According to a Motilal Oswal report, there has been an 8-10 percent drop in the enquiries across PV OEMs, which should result in a sequential volume decline for the month. However, overall sentiments are still positive as booking trends continue to be healthy, the report added.
“While there has been a supply chain improvement across OEMs, AMT variants for most of the models are still under long waiting periods. Overall, PV retails are expected to grow 6-8 percent YoY,” analysts at the brokerage firm said.
As per Emkay Global analysts, retail sales for the PVs moderated sharply on a year-on-year basis with a corresponding increase in discount levels, albeit lower than peak periods.
Among OEMs, the firm estimates domestic volumes to grow by 18 percent YoY for M&M, 7 percent for Maruti Suzuki, and 20 percent for Tata Motors. “Maruti Suzuki recently unveiled two products, Fronx and Jimny and received a healthy response; dispatches will begin in Q1 FY24. Blended vehicle discounts have been on an increasing trend with moderating retail growth; though, these discounts still remain below earlier peak levels,” the analysts added.
On similar lines, Nomura also estimates retail sales to be lower than the wholesales, leading to inventory addition of about 30,000 units. “Slowing demand is in sync with our view of PV industry growth to slow down to about 6 percent YoY in FY24 as compared to 25 percent growth in FY23,” Nomura analysts said.
Likewise in the CV segment the conversion of inquiries is getting delayed due to a decline in demand from segments such as agriculture, while demand from other industries remained stable. Depending on the geographies, fleet utilization rate ranges between 75 percent and 78 percent. Infrastructure and construction-led demand continues to remain strong, resulting in better demand for higher tonnage vehicles.
“We are yet to see a broad-based recovery, especially through new fleet additions. We noted that inventory levels are at 15-17 days as compared to 28-30 days till December 2022. This is a result of inventory management, due to the upcoming BS VI – II norms in April,” Motilal Oswal analysts said.
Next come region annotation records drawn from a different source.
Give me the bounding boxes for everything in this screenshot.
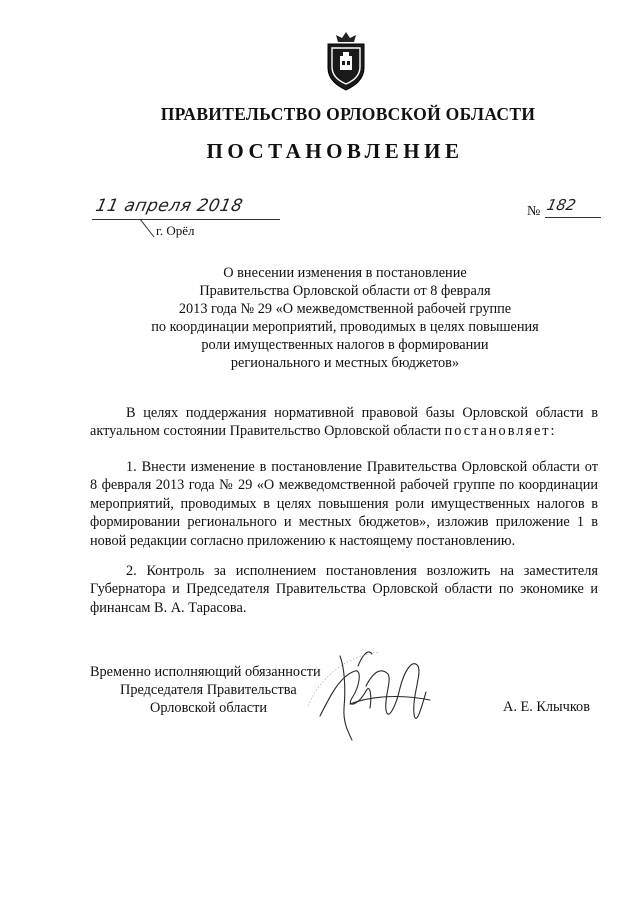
subject-line: 2013 года № 29 «О межведомственной рабочей группе xyxy=(178,301,512,317)
subject-line: роли имущественных налогов в формировании xyxy=(201,337,489,353)
subject-line: по координации мероприятий, проводимых в целях повышения xyxy=(151,319,539,335)
subject-line: Правительства Орловской области от 8 февраля xyxy=(199,283,491,299)
handwritten-signature-icon xyxy=(300,636,450,746)
date-underline xyxy=(92,219,280,220)
document-subject xyxy=(110,264,580,372)
subject-line: регионального и местных бюджетов» xyxy=(230,355,460,371)
signatory-title-line-1: Временно исполняющий обязанности xyxy=(90,664,321,680)
number-label: № xyxy=(527,204,541,219)
item-2-text: 2. Контроль за исполнением постановления возложить на заместителя Губернатора и Председателя Правительства Орловской области по экономике и финансам В. А. Тарасова. xyxy=(90,563,598,616)
handwritten-date: 11 апреля 2018 xyxy=(93,196,245,216)
preamble-paragraph xyxy=(90,404,598,441)
number-underline xyxy=(545,217,601,218)
organization-title: ПРАВИТЕЛЬСТВО ОРЛОВСКОЙ ОБЛАСТИ xyxy=(160,104,536,124)
signatory-title-line-2: Председателя Правительства xyxy=(120,682,297,698)
document-type-title: ПОСТАНОВЛЕНИЕ xyxy=(206,139,464,163)
preamble-text: В целях поддержания нормативной правовой базы Орловской области в актуальном состоянии Правительство Орловской области xyxy=(90,405,598,440)
handwritten-number: 182 xyxy=(545,196,578,214)
signer-name: А. Е. Клычков xyxy=(503,699,590,715)
coat-of-arms-icon xyxy=(322,30,370,92)
city-label: г. Орёл xyxy=(156,223,195,238)
item-2-paragraph xyxy=(90,562,598,617)
preamble-keyword: постановляет: xyxy=(444,423,557,440)
subject-line: О внесении изменения в постановление xyxy=(223,265,467,281)
item-1-text: 1. Внести изменение в постановление Правительства Орловской области от 8 февраля 2013 года № 29 «О межведомственной рабочей группе по координации мероприятий, проводимых в целях повышения роли имущественных налогов в формировании регионального и местных бюджетов», изложив приложение 1 в новой редакции согласно приложению к настоящему постановлению. xyxy=(90,459,598,549)
item-1-paragraph xyxy=(90,458,598,550)
signatory-title-line-3: Орловской области xyxy=(150,700,267,716)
Among the CV OEMs, Emkay Global expects Ashok Leyland to remain an outperformer with market share gains (as per Vahan) due to a favorable mix and enhanced marketing efforts. It foresees a growth of 43 percent YoY for Eicher Volvo Commercial Vehicle, 24 percent for Ashok Leyland, 4 percent for M&M, and 1 percent for Tata Motors in the domestic market.
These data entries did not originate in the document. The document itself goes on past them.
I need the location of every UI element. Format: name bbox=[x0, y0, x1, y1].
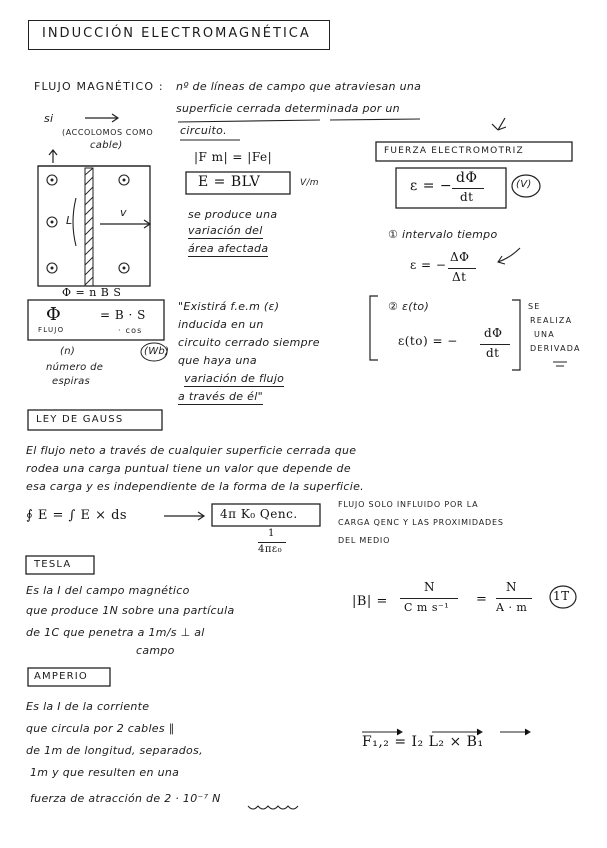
fuerza-dt: dt bbox=[460, 190, 474, 204]
gauss-under-1: 1 bbox=[268, 528, 275, 539]
fem-quote-1: "Existirá f.e.m (ε) bbox=[178, 300, 280, 313]
amperio-line2: que circula por 2 cables ∥ bbox=[26, 722, 175, 735]
si-label: si bbox=[44, 112, 54, 125]
fuerza-title: FUERZA ELECTROMOTRIZ bbox=[384, 146, 524, 156]
derivada-note-1: SE bbox=[528, 302, 541, 311]
derivada-note-2: REALIZA bbox=[530, 316, 573, 325]
item1-num: ΔΦ bbox=[450, 250, 470, 264]
flujo-def-line1: nº de líneas de campo que atraviesan una bbox=[176, 80, 422, 93]
cables-note-2: cable) bbox=[90, 140, 123, 151]
gauss-under-line bbox=[258, 542, 286, 543]
espiras-line2: espiras bbox=[52, 376, 91, 387]
tesla-formula-lhs: |B| = bbox=[352, 594, 388, 609]
tesla-line2: que produce 1N sobre una partícula bbox=[26, 604, 235, 617]
tesla-result: 1T bbox=[553, 589, 570, 603]
flujo-small-label: FLUJO bbox=[38, 326, 65, 334]
flux-cos: · cos bbox=[118, 326, 143, 335]
L-label: L bbox=[66, 214, 73, 227]
formula-fm: |F m| = |Fe| bbox=[194, 150, 273, 164]
tesla-f1-den: C m s⁻¹ bbox=[404, 601, 450, 614]
gauss-line2: rodea una carga puntual tiene un valor que depende de bbox=[26, 462, 351, 475]
gauss-formula-lhs: ∮ E = ∫ E × ds bbox=[26, 508, 128, 523]
item2-lhs: ε(to) = − bbox=[398, 334, 458, 348]
flujo-label: FLUJO MAGNÉTICO : bbox=[34, 80, 164, 93]
fuerza-dphi: dΦ bbox=[456, 170, 478, 186]
fem-quote-3: circuito cerrado siempre bbox=[178, 336, 320, 349]
fem-quote-6: a través de él" bbox=[178, 390, 263, 403]
tesla-line1: Es la I del campo magnético bbox=[26, 584, 190, 597]
item2-num: dΦ bbox=[484, 326, 503, 340]
tesla-f2-num: N bbox=[506, 580, 517, 594]
flux-phi: Φ bbox=[46, 304, 62, 325]
tesla-f1-line bbox=[400, 598, 458, 599]
amperio-line5: fuerza de atracción de 2 · 10⁻⁷ N bbox=[30, 792, 221, 805]
gauss-under-2: 4πε₀ bbox=[258, 544, 283, 555]
flux-units-n: (n) bbox=[60, 346, 76, 357]
tesla-f2-line bbox=[496, 598, 532, 599]
tesla-line3: de 1C que penetra a 1m/s ⊥ al bbox=[26, 626, 205, 639]
gauss-line3: esa carga y es independiente de la forma de la superficie. bbox=[26, 480, 364, 493]
fuerza-item1: ① intervalo tiempo bbox=[388, 228, 498, 241]
item2-den: dt bbox=[486, 346, 500, 360]
page-title: INDUCCIÓN ELECTROMAGNÉTICA bbox=[42, 26, 311, 41]
gauss-formula-box: 4π K₀ Qenc. bbox=[220, 507, 298, 521]
gauss-line1: El flujo neto a través de cualquier superficie cerrada que bbox=[26, 444, 357, 457]
gauss-title: LEY DE GAUSS bbox=[36, 414, 124, 425]
fem-quote-4: que haya una bbox=[178, 354, 257, 367]
flux-units-wb: (Wb) bbox=[144, 346, 170, 357]
item1-fraction-line bbox=[448, 268, 476, 269]
tesla-eq: = bbox=[476, 592, 488, 607]
tesla-line4: campo bbox=[136, 644, 175, 657]
amperio-line3: de 1m de longitud, separados, bbox=[26, 744, 203, 757]
prod-line2: variación del bbox=[188, 224, 263, 237]
fem-quote-2: inducida en un bbox=[178, 318, 264, 331]
tesla-title: TESLA bbox=[34, 559, 72, 570]
fem-quote-5: variación de flujo bbox=[184, 372, 285, 385]
gauss-side-2: CARGA QENC Y LAS PROXIMIDADES bbox=[338, 518, 504, 527]
espiras-line1: número de bbox=[46, 362, 104, 373]
gauss-side-3: DEL MEDIO bbox=[338, 536, 391, 545]
prod-line3: área afectada bbox=[188, 242, 269, 255]
item1-lhs: ε = − bbox=[410, 258, 447, 272]
prod-line1: se produce una bbox=[188, 208, 278, 221]
amperio-formula: F₁,₂ = I₂ L₂ × B₁ bbox=[362, 734, 484, 750]
tesla-f1-num: N bbox=[424, 580, 435, 594]
derivada-note-3: UNA bbox=[534, 330, 555, 339]
item1-den: Δt bbox=[452, 270, 467, 284]
tesla-f2-den: A · m bbox=[496, 601, 528, 614]
formula-e-blv: E = BLV bbox=[198, 174, 261, 190]
fuerza-eps: ε = − bbox=[410, 178, 453, 194]
amperio-title: AMPERIO bbox=[34, 671, 88, 682]
amperio-line1: Es la I de la corriente bbox=[26, 700, 150, 713]
amperio-line4: 1m y que resulten en una bbox=[30, 766, 180, 779]
flujo-def-line3: circuito. bbox=[180, 124, 227, 137]
v-label: v bbox=[120, 206, 127, 219]
item2-fraction-line bbox=[480, 344, 510, 345]
flux-top: Φ = n B S bbox=[62, 286, 122, 299]
fuerza-units: (V) bbox=[516, 179, 532, 190]
flujo-def-line2: superficie cerrada determinada por un bbox=[176, 102, 400, 115]
cables-note-1: (ACCOLOMOS COMO bbox=[62, 128, 154, 137]
fuerza-fraction-line bbox=[452, 188, 484, 189]
gauss-side-1: FLUJO SOLO INFLUIDO POR LA bbox=[338, 500, 479, 509]
fuerza-item2: ② ε(to) bbox=[388, 300, 430, 313]
units-e: V/m bbox=[300, 178, 319, 188]
flux-rhs: = B · S bbox=[100, 308, 146, 322]
derivada-note-4: DERIVADA bbox=[530, 344, 581, 353]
However, dealer surveys by the brokerage firms indicated some pre-buying for CVs as prices are likely to rise by 3-4 percent from April post the implementation of RDE norms.
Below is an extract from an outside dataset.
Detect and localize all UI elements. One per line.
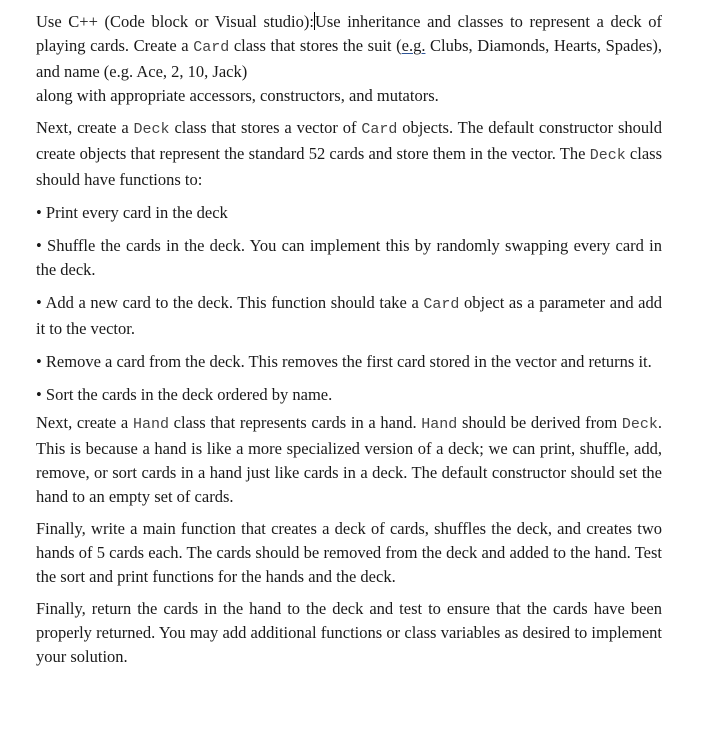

Driven by a healthy uptick in the urban markets, coupled with the marriage season in northern regions, two-wheeler demand is likely to witness a slight improvement in February. This is expected to drive about 17 percent YoY growth in retail volumes, as per the report.
Additionally a low base due to chip shortages especially related to anti-lock braking systems in the same month last year will also aid the volume growth in this month . However, OEMs are going slow on dispatches as model changes are happening due to OBD2.
“Domestic volumes are expected to improve by 45 percent for Bajaj Auto, 29 percent for Eicher Motor-Royal Enfield, 23 percent for TVS Motor, and 6 percent for Hero Moto Corp,” Emkay Global said.
Going forward, dealers are cautiously optimistic about sales in upcoming months due to the looming risk of El-Niño which is likely to weaken the monsoon this year. “Rural incomes will be impacted by weaker monsoons and therefore impact entry segment cars, two-wheelers and tractors demand,” the Nomura report added.